As consumers in the United States, we enjoy high standards and expectations for the products we buy. By law, we are entitled to products that are reasonably safe when used correctly for their intended purposes.

With the sheer volume of products we consume as Americans, factories around the world pump out huge quantities of goods for our country—everything from toys to appliances. Every passing day, the demand for goods grows, which places pressure on manufacturers to find ways to increase output without sacrificing quality—a challenge with increasing obstacles.

Vehicles have been affected by this, in particular. Individual components may be faulty or dangerous, and to protect consumers, a recall is issued that allows owners of affected vehicles to fix the problem free of charge. Usually, a recall will affect a particular part or component and a time-frame in which it was produced. Whether it is a design flaw, a production flaw, or another problem, either the company that manufactured the part or the National Highway Traffic Safety Administration (NHTSA) will issue a recall to protect consumers.

When this happens, every effort is made to contact the owner of the vehicle through standard mail or email to alert them of the recall with an official notice that states what the problem is and how to fix it. The manufacturer of the defective part will be held financially responsible for the repair or replacement of the recalled part.
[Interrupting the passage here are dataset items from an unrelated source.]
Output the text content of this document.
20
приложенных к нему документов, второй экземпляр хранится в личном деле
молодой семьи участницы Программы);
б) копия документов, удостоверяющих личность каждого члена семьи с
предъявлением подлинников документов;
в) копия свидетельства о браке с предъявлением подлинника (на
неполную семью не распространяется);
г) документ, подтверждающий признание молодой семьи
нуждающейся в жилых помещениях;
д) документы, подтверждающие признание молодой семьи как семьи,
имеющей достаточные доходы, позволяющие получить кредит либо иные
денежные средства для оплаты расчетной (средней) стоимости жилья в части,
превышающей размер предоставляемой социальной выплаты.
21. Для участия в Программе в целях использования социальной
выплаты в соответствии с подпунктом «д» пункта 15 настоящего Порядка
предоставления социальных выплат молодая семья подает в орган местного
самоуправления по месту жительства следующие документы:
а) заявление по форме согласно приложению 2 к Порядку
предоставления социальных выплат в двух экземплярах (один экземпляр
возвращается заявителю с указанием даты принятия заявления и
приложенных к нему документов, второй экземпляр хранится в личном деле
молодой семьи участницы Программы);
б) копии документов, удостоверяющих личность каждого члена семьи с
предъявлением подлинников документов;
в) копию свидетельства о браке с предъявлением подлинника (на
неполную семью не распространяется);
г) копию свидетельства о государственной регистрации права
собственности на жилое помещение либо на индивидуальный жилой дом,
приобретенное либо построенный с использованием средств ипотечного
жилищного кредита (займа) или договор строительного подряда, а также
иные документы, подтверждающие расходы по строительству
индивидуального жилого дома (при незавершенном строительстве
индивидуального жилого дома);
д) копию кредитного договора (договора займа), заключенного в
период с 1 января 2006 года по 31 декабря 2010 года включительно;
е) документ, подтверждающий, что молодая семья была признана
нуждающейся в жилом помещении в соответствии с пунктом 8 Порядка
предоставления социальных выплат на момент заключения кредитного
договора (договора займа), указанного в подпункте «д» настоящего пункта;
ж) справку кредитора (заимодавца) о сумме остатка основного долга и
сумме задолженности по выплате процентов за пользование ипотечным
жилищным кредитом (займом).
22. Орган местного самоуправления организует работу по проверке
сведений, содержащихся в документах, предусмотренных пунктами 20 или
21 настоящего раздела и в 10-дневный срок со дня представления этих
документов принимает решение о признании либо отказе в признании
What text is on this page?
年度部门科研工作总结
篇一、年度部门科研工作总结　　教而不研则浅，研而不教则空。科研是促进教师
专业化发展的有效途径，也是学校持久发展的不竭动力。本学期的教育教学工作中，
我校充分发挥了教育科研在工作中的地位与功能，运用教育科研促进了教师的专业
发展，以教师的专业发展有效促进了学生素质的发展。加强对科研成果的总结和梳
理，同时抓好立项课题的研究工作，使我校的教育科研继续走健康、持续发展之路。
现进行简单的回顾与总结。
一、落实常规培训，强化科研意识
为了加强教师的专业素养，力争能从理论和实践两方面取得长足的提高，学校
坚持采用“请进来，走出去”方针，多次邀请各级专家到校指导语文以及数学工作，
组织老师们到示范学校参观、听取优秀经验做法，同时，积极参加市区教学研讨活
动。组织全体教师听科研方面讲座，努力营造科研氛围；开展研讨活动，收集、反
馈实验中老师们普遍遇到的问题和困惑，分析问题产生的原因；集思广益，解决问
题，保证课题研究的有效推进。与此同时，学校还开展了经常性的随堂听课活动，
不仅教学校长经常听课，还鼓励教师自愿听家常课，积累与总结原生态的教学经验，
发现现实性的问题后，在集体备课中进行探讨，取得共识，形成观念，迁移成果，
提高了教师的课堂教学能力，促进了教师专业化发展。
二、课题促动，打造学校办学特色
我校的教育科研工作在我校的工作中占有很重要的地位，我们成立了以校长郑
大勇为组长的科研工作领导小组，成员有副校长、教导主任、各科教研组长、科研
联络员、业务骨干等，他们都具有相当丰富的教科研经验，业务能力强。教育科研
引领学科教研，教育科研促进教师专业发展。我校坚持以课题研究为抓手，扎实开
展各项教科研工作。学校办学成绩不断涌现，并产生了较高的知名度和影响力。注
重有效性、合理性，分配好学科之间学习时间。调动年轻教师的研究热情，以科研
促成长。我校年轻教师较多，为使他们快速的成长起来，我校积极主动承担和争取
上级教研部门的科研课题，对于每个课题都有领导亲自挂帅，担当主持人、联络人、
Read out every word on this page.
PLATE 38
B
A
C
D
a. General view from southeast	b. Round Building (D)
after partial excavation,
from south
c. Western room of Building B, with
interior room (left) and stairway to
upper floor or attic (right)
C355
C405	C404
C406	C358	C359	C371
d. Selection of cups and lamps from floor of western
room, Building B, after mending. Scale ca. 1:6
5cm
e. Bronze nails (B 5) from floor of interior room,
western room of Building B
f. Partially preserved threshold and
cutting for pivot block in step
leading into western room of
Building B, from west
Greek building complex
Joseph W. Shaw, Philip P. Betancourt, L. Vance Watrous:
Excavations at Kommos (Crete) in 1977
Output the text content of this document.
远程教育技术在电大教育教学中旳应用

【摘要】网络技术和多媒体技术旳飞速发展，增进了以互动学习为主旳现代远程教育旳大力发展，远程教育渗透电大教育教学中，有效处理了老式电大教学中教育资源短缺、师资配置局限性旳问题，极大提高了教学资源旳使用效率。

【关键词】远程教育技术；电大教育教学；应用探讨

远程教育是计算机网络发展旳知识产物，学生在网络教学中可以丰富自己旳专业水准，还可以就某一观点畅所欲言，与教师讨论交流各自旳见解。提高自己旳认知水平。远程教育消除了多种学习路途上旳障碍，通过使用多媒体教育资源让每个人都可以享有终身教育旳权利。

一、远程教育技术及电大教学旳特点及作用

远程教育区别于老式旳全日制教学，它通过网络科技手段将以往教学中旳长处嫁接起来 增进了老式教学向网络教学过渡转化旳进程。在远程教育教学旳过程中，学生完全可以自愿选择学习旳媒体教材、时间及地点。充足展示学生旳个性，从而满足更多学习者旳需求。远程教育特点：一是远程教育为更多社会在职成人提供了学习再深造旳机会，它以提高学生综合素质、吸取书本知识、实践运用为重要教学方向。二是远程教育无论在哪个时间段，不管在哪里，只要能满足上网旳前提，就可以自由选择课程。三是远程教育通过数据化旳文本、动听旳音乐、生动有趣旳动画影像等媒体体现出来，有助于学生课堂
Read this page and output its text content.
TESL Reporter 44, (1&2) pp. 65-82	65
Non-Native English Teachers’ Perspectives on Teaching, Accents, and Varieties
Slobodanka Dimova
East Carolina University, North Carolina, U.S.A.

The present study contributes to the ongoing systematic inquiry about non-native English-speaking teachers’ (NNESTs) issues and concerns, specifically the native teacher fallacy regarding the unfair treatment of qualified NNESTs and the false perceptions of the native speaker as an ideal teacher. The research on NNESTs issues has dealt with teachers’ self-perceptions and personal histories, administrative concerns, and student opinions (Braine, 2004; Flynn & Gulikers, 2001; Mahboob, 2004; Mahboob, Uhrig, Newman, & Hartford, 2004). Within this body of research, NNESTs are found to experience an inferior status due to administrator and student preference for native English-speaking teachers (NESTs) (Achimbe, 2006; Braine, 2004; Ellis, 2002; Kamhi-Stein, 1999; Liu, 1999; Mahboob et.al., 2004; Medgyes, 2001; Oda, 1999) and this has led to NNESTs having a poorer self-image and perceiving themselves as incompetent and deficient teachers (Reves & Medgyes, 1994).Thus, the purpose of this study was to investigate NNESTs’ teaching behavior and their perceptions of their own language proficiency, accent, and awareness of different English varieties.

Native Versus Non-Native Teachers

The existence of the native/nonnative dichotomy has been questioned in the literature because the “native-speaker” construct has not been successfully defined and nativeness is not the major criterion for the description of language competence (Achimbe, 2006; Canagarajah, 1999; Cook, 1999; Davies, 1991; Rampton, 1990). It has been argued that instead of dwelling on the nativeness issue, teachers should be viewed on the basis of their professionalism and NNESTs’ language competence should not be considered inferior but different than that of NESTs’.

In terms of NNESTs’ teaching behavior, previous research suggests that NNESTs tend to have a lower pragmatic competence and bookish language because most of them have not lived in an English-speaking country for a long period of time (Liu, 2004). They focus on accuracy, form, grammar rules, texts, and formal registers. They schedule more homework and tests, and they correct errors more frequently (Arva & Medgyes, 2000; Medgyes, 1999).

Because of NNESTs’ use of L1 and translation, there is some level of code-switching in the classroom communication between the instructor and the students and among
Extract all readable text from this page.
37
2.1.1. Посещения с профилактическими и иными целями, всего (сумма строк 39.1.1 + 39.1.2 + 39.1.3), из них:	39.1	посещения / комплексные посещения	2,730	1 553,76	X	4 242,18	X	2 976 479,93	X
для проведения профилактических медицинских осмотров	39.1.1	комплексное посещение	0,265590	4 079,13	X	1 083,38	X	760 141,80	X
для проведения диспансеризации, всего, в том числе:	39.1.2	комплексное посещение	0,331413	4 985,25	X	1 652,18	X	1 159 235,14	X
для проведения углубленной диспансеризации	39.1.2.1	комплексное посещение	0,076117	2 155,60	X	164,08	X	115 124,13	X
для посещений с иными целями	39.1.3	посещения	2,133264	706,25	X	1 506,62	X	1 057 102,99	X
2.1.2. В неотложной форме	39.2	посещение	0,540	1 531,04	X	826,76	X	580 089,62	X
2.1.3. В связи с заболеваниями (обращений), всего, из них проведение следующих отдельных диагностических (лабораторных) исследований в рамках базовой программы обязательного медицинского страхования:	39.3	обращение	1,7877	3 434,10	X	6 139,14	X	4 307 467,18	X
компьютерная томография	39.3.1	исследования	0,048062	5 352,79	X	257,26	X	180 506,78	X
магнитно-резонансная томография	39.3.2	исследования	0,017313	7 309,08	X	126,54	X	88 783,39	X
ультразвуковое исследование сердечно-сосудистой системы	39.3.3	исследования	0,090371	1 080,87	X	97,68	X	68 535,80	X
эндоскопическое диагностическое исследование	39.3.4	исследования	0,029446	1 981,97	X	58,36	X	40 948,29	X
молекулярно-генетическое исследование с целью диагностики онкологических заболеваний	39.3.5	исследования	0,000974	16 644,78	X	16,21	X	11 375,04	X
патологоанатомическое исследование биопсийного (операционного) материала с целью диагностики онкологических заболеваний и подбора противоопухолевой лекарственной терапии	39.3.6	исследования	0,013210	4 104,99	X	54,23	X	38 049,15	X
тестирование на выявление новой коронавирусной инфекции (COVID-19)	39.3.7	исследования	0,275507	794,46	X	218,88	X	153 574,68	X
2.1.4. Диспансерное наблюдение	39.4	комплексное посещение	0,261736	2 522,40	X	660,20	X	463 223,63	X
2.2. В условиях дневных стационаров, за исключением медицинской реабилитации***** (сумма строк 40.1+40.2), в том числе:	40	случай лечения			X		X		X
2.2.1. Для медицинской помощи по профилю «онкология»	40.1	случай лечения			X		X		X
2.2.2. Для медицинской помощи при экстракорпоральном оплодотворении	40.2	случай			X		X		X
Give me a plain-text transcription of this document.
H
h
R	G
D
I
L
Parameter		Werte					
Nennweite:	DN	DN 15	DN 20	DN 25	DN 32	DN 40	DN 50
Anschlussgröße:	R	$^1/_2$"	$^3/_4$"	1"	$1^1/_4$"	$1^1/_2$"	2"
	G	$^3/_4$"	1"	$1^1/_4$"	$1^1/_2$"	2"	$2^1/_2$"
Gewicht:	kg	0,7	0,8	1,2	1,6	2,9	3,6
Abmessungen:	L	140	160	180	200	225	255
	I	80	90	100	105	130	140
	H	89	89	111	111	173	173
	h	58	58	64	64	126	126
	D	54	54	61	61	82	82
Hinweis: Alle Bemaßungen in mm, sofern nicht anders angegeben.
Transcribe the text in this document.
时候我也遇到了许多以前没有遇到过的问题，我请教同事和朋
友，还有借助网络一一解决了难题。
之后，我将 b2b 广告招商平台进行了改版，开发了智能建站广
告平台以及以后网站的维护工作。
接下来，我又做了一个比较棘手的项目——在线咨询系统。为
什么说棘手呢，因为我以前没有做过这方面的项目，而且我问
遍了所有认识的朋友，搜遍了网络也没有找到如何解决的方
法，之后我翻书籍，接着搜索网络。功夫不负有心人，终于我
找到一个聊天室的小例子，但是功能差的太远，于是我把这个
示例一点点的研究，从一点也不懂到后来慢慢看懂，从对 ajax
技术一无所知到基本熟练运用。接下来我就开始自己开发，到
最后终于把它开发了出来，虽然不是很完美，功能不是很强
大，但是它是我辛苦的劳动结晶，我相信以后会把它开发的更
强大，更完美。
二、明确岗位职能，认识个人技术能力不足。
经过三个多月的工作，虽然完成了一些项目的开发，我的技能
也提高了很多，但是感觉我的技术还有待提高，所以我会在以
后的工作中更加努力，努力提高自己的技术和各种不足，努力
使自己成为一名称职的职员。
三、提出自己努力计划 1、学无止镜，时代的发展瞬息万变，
If a driver is concerned that they car may be affected but has not received notice, they may look up their vehicle’s VIN to find out if there are any recalls out on their specific car.

Takata Airbag Recalls: The Latest in Major Auto Recalls

Late last year, buzz began to circulate about a possible defect in Takata airbags, found in several different types of vehicles, which would cause the airbag to rupture and spray metal shards. Auto makers explained the defect as an issue with the propellant that causes the airbag to deploy; the propellant deteriorated in extremely humid conditions, which led to explosive force when the airbag was deployed.

To date, over 100 injuries and five deaths have been caused by these airbags, but there is much public concern—as well as concern from NHTSA—that the scope of the recall may be too great to handle in a timely manner. About 17 million vehicles were affected, and, although Takata is producing at maximum capacity, it is thought that it will take about two years to replace every airbag.

As is the case with many massive recalls, the cars most affected will be tended to first—in this case, cars in the humid southeast, especially. Cars in climates like our own here in Pennsylvania are at a lower risk, so we will likely be on the back end of the priority list.

Just because you expect a wait does not mean you should wait to address the issue—speak with your vehicle’s dealer as soon as possible to create a plan of action and follow their suggested safety precautions while you wait for your airbag to arrive. It may mean banning any travel companions to the back seat (the airbags affected are primarily passenger-side), but it is always better to be on the safe side!